From a macro perspective, the benefits of continuous upgrading shopping malls and retail models will eventually extend beyond consumers and mall operators. Improved properties result in better customer experiences, which will naturally elevate tenants’ brand images and generate more business opportunities for them. At the same time, the overall enhancement of a mall contributes to an improved living environment and better quality of life for the surrounding community.

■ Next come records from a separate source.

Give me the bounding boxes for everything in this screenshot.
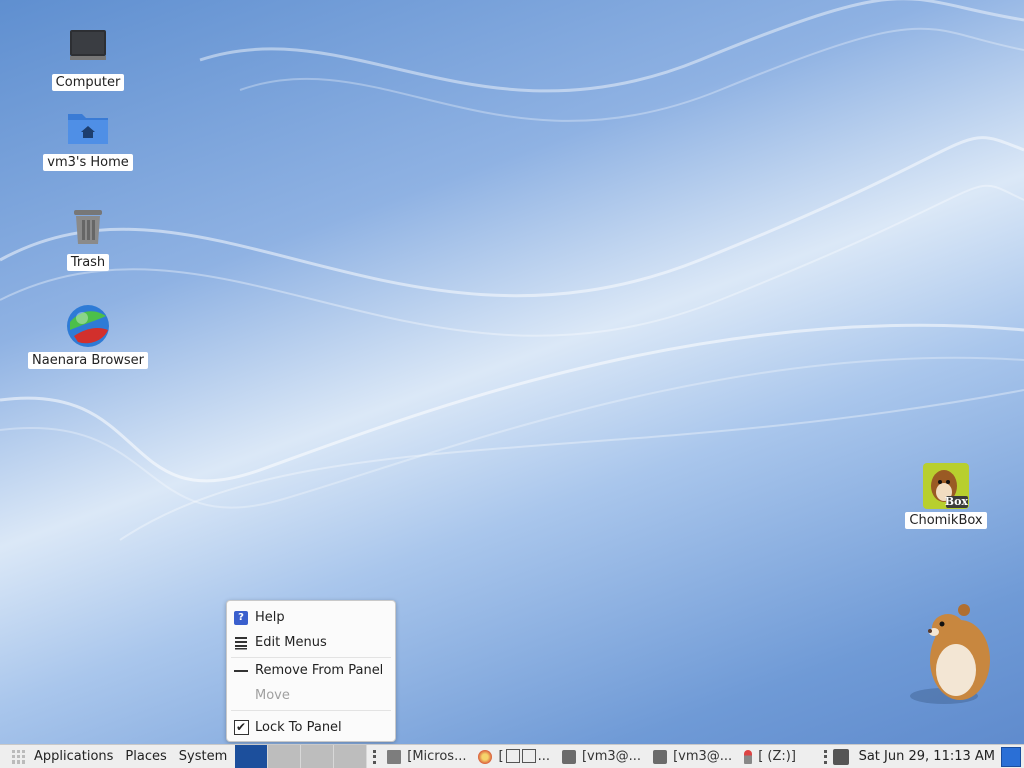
- task-button-browser[interactable]: [ ...: [472, 745, 555, 768]
- panel-drag-handle[interactable]: [371, 749, 377, 764]
- workspace-2[interactable]: [268, 745, 302, 768]
- desktop-icon-naenara-browser[interactable]: Naenara Browser: [28, 302, 149, 369]
- menu-item-label: Edit Menus: [255, 635, 327, 650]
- task-button-micros[interactable]: [Micros...: [381, 745, 472, 768]
- system-menu-button[interactable]: System: [173, 745, 233, 768]
- menu-item-label: Remove From Panel: [255, 663, 384, 678]
- menu-item-label: Move: [255, 688, 290, 703]
- task-label: [vm3@...: [673, 749, 733, 764]
- terminal-icon: [561, 749, 576, 764]
- task-label: [vm3@...: [581, 749, 642, 764]
- help-icon: ?: [233, 610, 249, 626]
- workspace-4[interactable]: [334, 745, 368, 768]
- task-label: [: [498, 749, 504, 764]
- workspace-3[interactable]: [301, 745, 335, 768]
- menu-item-move: Move: [227, 683, 395, 708]
- applications-label: Applications: [34, 749, 114, 764]
- desktop-icon-label: ChomikBox: [905, 512, 987, 529]
- task-button-z-drive[interactable]: [ (Z:)]: [738, 745, 802, 768]
- task-button-terminal-2[interactable]: [vm3@...: [647, 745, 738, 768]
- desktop-icon-trash[interactable]: Trash: [28, 204, 148, 271]
- folder-icon: [387, 749, 402, 764]
- hamster-mascot: [908, 600, 998, 710]
- panel-drag-handle[interactable]: [823, 749, 829, 764]
- applications-menu-button[interactable]: Applications: [0, 745, 119, 768]
- desktop-icon-label: Trash: [66, 254, 110, 271]
- places-menu-button[interactable]: Places: [119, 745, 172, 768]
- desktop-icon-chomikbox[interactable]: Box ChomikBox: [886, 462, 1006, 529]
- bottom-panel: Applications Places System [Micros... [ …: [0, 744, 1024, 768]
- menu-item-help[interactable]: ? Help: [227, 605, 395, 630]
- list-icon: [233, 635, 249, 651]
- trash-icon: [64, 204, 112, 252]
- show-desktop-button[interactable]: [1001, 746, 1021, 767]
- apps-grid-icon: [12, 749, 26, 764]
- menu-item-lock-to-panel[interactable]: ✔ Lock To Panel: [227, 713, 395, 741]
- task-label: [ (Z:)]: [758, 749, 796, 764]
- menu-item-label: Lock To Panel: [255, 719, 342, 735]
- mail-icon: [653, 749, 668, 764]
- desktop-icon-computer[interactable]: Computer: [28, 24, 148, 91]
- chomikbox-badge-text: Box: [944, 495, 968, 508]
- network-tray-icon[interactable]: [832, 748, 849, 765]
- menu-item-edit-menus[interactable]: Edit Menus: [227, 630, 395, 655]
- workspace-switcher: [235, 745, 368, 768]
- desktop-icon-label: Naenara Browser: [28, 352, 149, 369]
- chomikbox-icon: Box: [922, 462, 970, 510]
- workspace-1[interactable]: [235, 745, 269, 768]
- pin-icon: [744, 749, 753, 764]
- computer-icon: [64, 24, 112, 72]
- task-label: [Micros...: [407, 749, 467, 764]
- wallpaper: [0, 0, 1024, 541]
- globe-browser-icon: [64, 302, 112, 350]
- home-folder-icon: [64, 104, 112, 152]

Link Plaza Tianhe in Guangzhou serves as a prime example of how rebranding and asset upgrading can lead to a positive outcome. Following the enhancement, the mall successfully attracted 60 new brands, of which more than half opened their first store in the city or the region. After completion of the first phase of the enhancement in September, the footfall increased by 30% year-on-year during the Golden Week holiday. The mall achieved a new single-day record in footfall on 29 September (Mid-Autumn Festival), the day it reopened with the new look since its acquisition by Link in 2021.
In Shenzhen, Link CentralWalk has increased its proportion of green space to 43.1%, representing over 18,000 square metres, as part of an enhancement project that commenced at the beginning of last year. Besides providing a unique green shopping mall for the surrounding neighbourhood, it also helps mitigate the heat island effect and rainfall runoff, thereby improving the microclimate. The delightful new mall has been well-received by customers, with footfall up 124% during the Golden Week holiday. Particularly, the mall achieved a record single-day footfall of 70,000 on 1 October, which was a new high since it reopened in January 2022.
As two-way cross-border consumption within the GBA becomes more prevalent, I am confident that more customers and industries will benefit from the one-hour living circle. But at the same time, the evolution of consumption patterns may pose a number of challenges to shopping mall operators along the way. Working together with all stakeholders and seeking innovative solutions is the only way for mall operators to turn these challenges into opportunities and achieve win-win outcomes.